In his first feature film, Yorkin directed Frank Sinatra in “Come Blow Your Horn.” Other films he produced and directed include: “Divorce American Style”, “Start the Revolution Without Me”, “The Thief Who Came To Dinner” and “Twice In A Lifetime”. Yorkin partnered with Norman Lear to revolutionize television with their shows “All in the Family”, “Sanford and Son” and “Maude”.
In 1973 Yorkin was voted “Man of the Year “ by the Television Academy. He was inducted into the Academy of Television Arts & Sciences “Hall of Fame” in 2002 and the following year he received the prestigious “David Susskind Lifetime Achievement Award” from the Producers Guild of America.
ABOUT ALCON ENTERTAINMENT
Alcon Entertainment co-founders and co-CEO’s Andrew Kosove and Broderick Johnson founded the Company in 1997 with financial backing from Frederick W. Smith, the Founder, Chairman and Chief Executive Officer of FedEx.

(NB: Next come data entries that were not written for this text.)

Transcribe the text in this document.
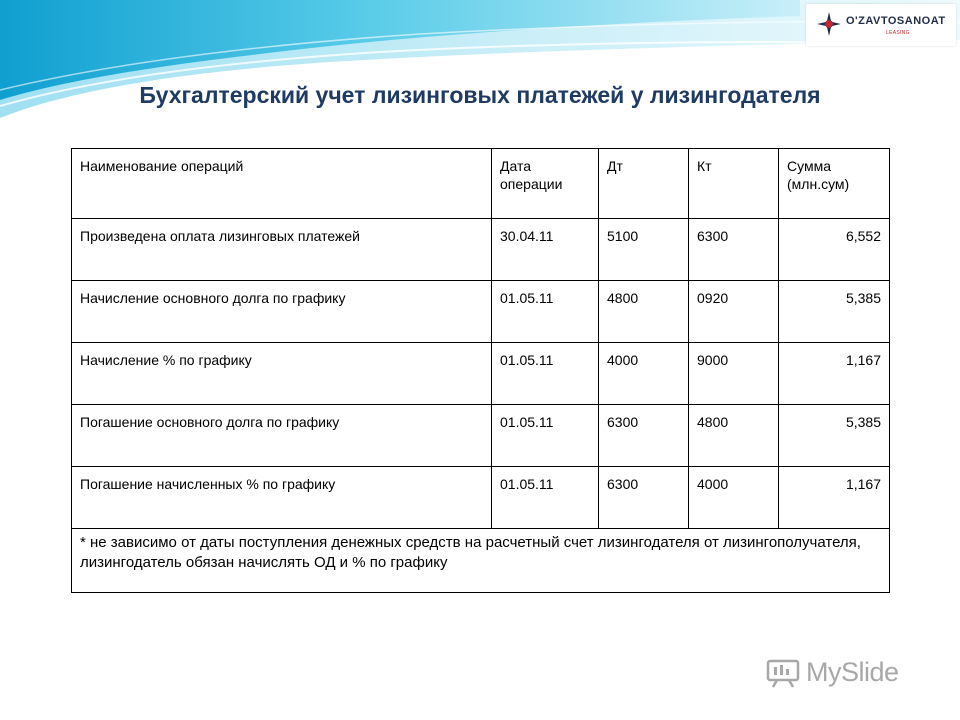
O'ZAVTOSANOAT
LEASING
Бухгалтерский учет лизинговых платежей у лизингодателя
Наименование операций	Дата операции	Дт	Кт	Сумма (млн.сум)
Произведена оплата лизинговых платежей	30.04.11	5100	6300	6,552
Начисление основного долга по графику	01.05.11	4800	0920	5,385
Начисление % по графику	01.05.11	4000	9000	1,167
Погашение основного долга по графику	01.05.11	6300	4800	5,385
Погашение начисленных % по графику	01.05.11	6300	4000	1,167
* не зависимо от даты поступления денежных средств на расчетный счет лизингодателя от лизингополучателя, лизингодатель обязан начислять ОД и % по графику				
MySlide
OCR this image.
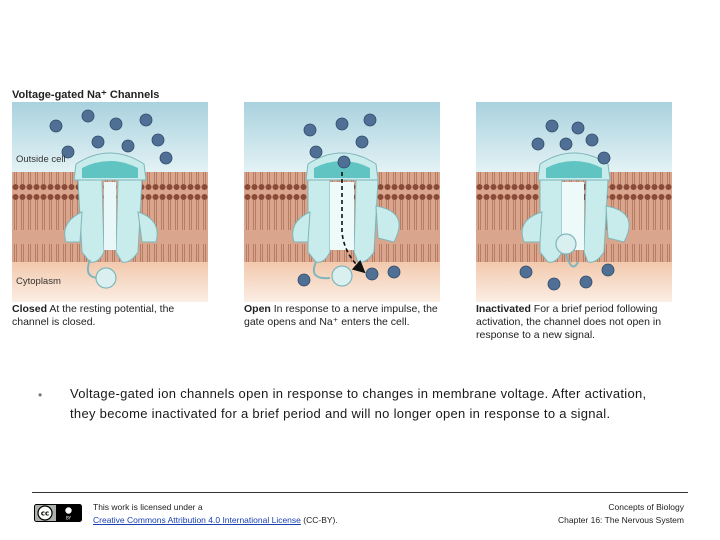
Voltage-gated Na⁺ Channels
Outside cell
Cytoplasm
Closed At the resting potential, the channel is closed.
Open In response to a nerve impulse, the gate opens and Na⁺ enters the cell.
Inactivated For a brief period following activation, the channel does not open in response to a new signal.
• Voltage-gated ion channels open in response to changes in membrane voltage. After activation, they become inactivated for a brief period and will no longer open in response to a signal.
cc
BY
This work is licensed under a
Creative Commons Attribution 4.0 International License (CC-BY).
Concepts of Biology
Chapter 16: The Nervous System
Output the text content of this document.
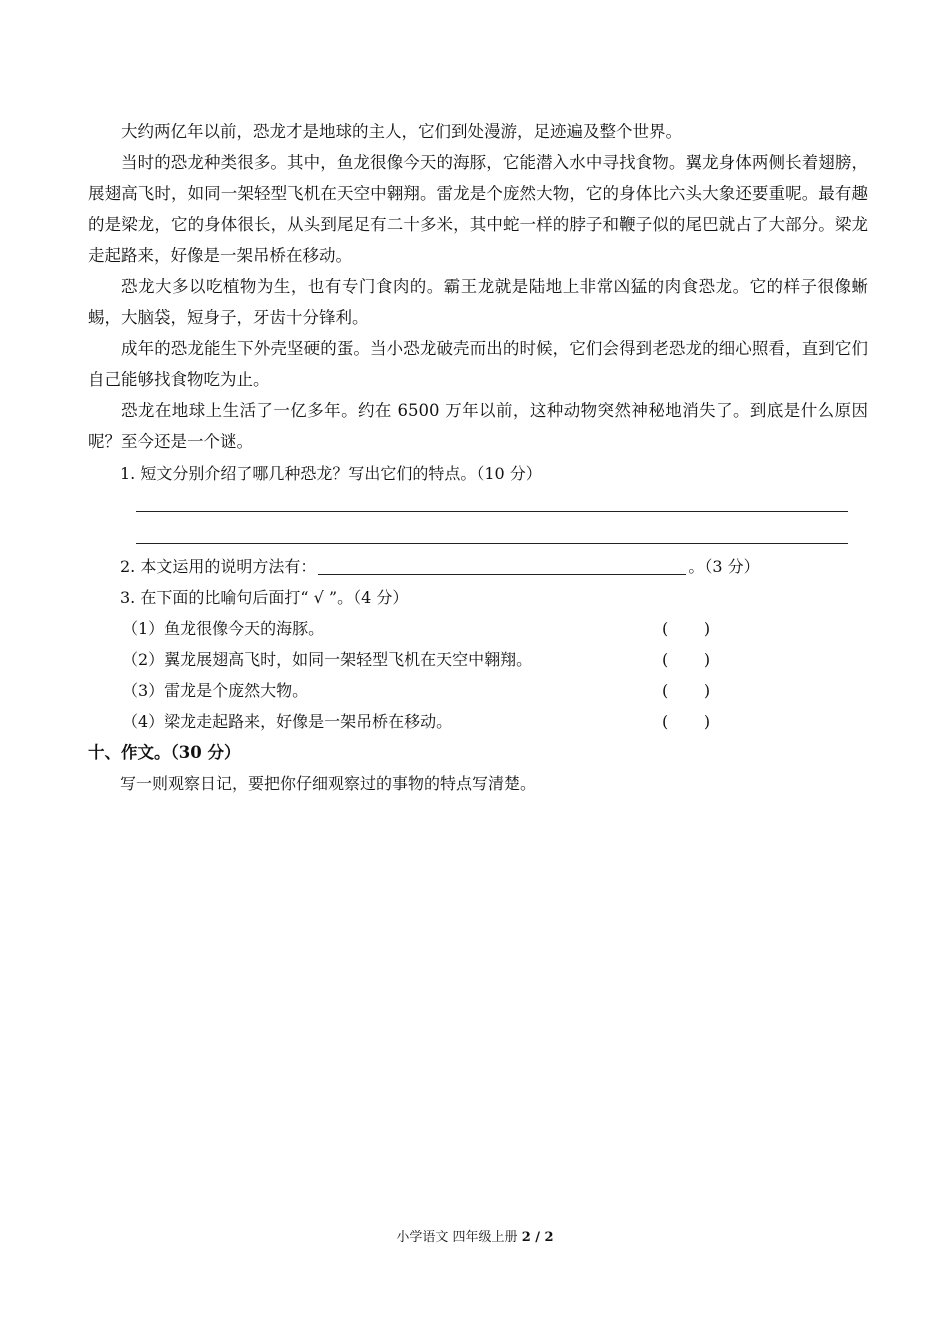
大约两亿年以前，恐龙才是地球的主人，它们到处漫游，足迹遍及整个世界。

当时的恐龙种类很多。其中，鱼龙很像今天的海豚，它能潜入水中寻找食物。翼龙身体两侧长着翅膀，展翅高飞时，如同一架轻型飞机在天空中翱翔。雷龙是个庞然大物，它的身体比六头大象还要重呢。最有趣的是梁龙，它的身体很长，从头到尾足有二十多米，其中蛇一样的脖子和鞭子似的尾巴就占了大部分。梁龙走起路来，好像是一架吊桥在移动。

恐龙大多以吃植物为生，也有专门食肉的。霸王龙就是陆地上非常凶猛的肉食恐龙。它的样子很像蜥蜴，大脑袋，短身子，牙齿十分锋利。

成年的恐龙能生下外壳坚硬的蛋。当小恐龙破壳而出的时候，它们会得到老恐龙的细心照看，直到它们自己能够找食物吃为止。

恐龙在地球上生活了一亿多年。约在 6500 万年以前，这种动物突然神秘地消失了。到底是什么原因呢？至今还是一个谜。

1. 短文分别介绍了哪几种恐龙？写出它们的特点。（10 分）
2. 本文运用的说明方法有：	。（3 分）
3. 在下面的比喻句后面打“ √ ”。（4 分）
（1）鱼龙很像今天的海豚。	(       )
（2）翼龙展翅高飞时，如同一架轻型飞机在天空中翱翔。	(       )
（3）雷龙是个庞然大物。	(       )
（4）梁龙走起路来，好像是一架吊桥在移动。	(       )
十、作文。（30 分）
写一则观察日记，要把你仔细观察过的事物的特点写清楚。
小学语文 四年级上册 2 / 2
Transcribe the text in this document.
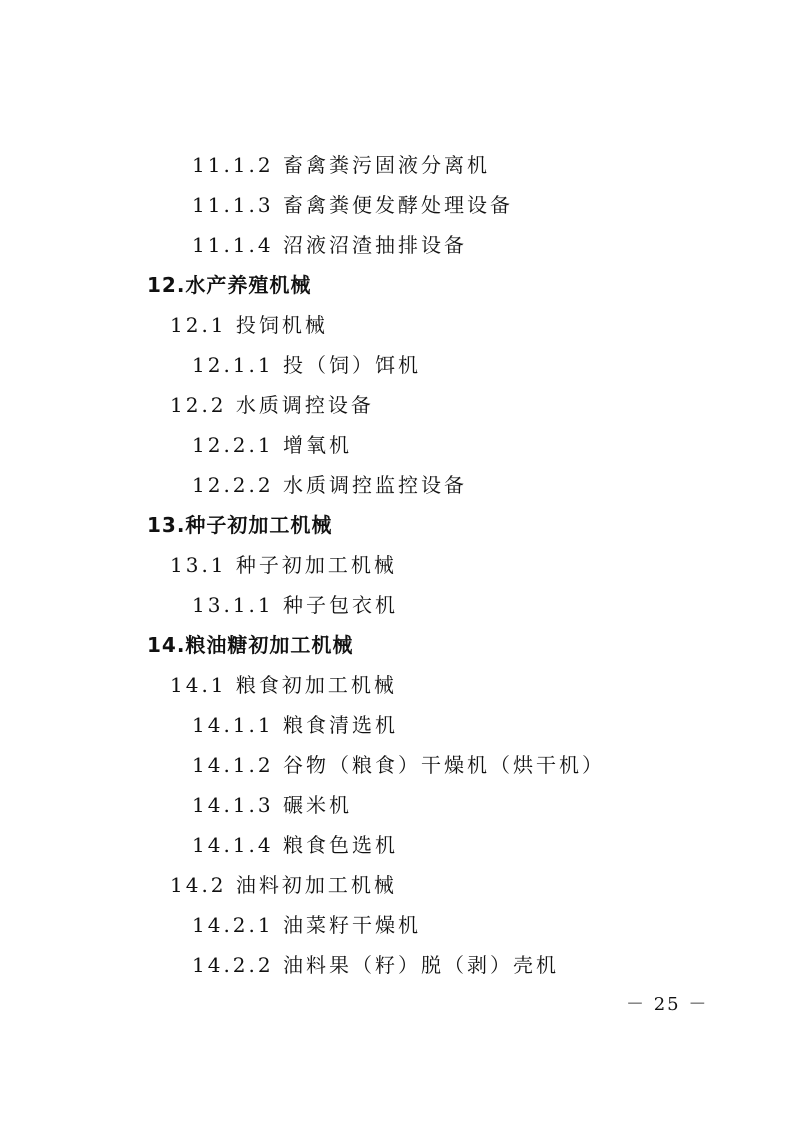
11.1.2 畜禽粪污固液分离机
11.1.3 畜禽粪便发酵处理设备
11.1.4 沼液沼渣抽排设备
12.水产养殖机械
12.1 投饲机械
12.1.1 投（饲）饵机
12.2 水质调控设备
12.2.1 增氧机
12.2.2 水质调控监控设备
13.种子初加工机械
13.1 种子初加工机械
13.1.1 种子包衣机
14.粮油糖初加工机械
14.1 粮食初加工机械
14.1.1 粮食清选机
14.1.2 谷物（粮食）干燥机（烘干机）
14.1.3 碾米机
14.1.4 粮食色选机
14.2 油料初加工机械
14.2.1 油菜籽干燥机
14.2.2 油料果（籽）脱（剥）壳机
－ 25 －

Alcon, which is named after a mythological archer and ally of Hercules, has financed, and/or co-financed/produced over 19 films, including “My Dog Skip,” “Dude, Where’s My Car?”, “Insomnia,” “Racing Stripes,” the Academy Award nominated Best Picture “The Blind Side,” which earned Sandra Bullock a Best Actress Oscar; “The Book of Eli,” starring Denzel Washington and Gary Oldman; “Insomnia,” starring Al Pacino, Robin Williams, and Hilary Swank and directed by Chris Nolan; “The Sisterhood of the Traveling Pants,” and “P.S. I Love You,” starring Hilary Swank, among many others.
The Company’s next release is “Something Borrowed,” based on New York Times bestselling author Emily Giffin’s book, starring Kate Hudson, Ginnifer Goodwin and John Krasinski, on May 6, 2011. Alcon recently completed “Dolphin Tale,” a 3-D family film starring Morgan Freeman, Harry Connick Jr., Ashley Judd and Kris Kristofferson, scheduled for release on September 23, 2011. “Joyful Noise,” a music driven comedy starring Queen Latifah and Dolly Parton, is currently in production. All three films will be released via its output deal with Warner Bros.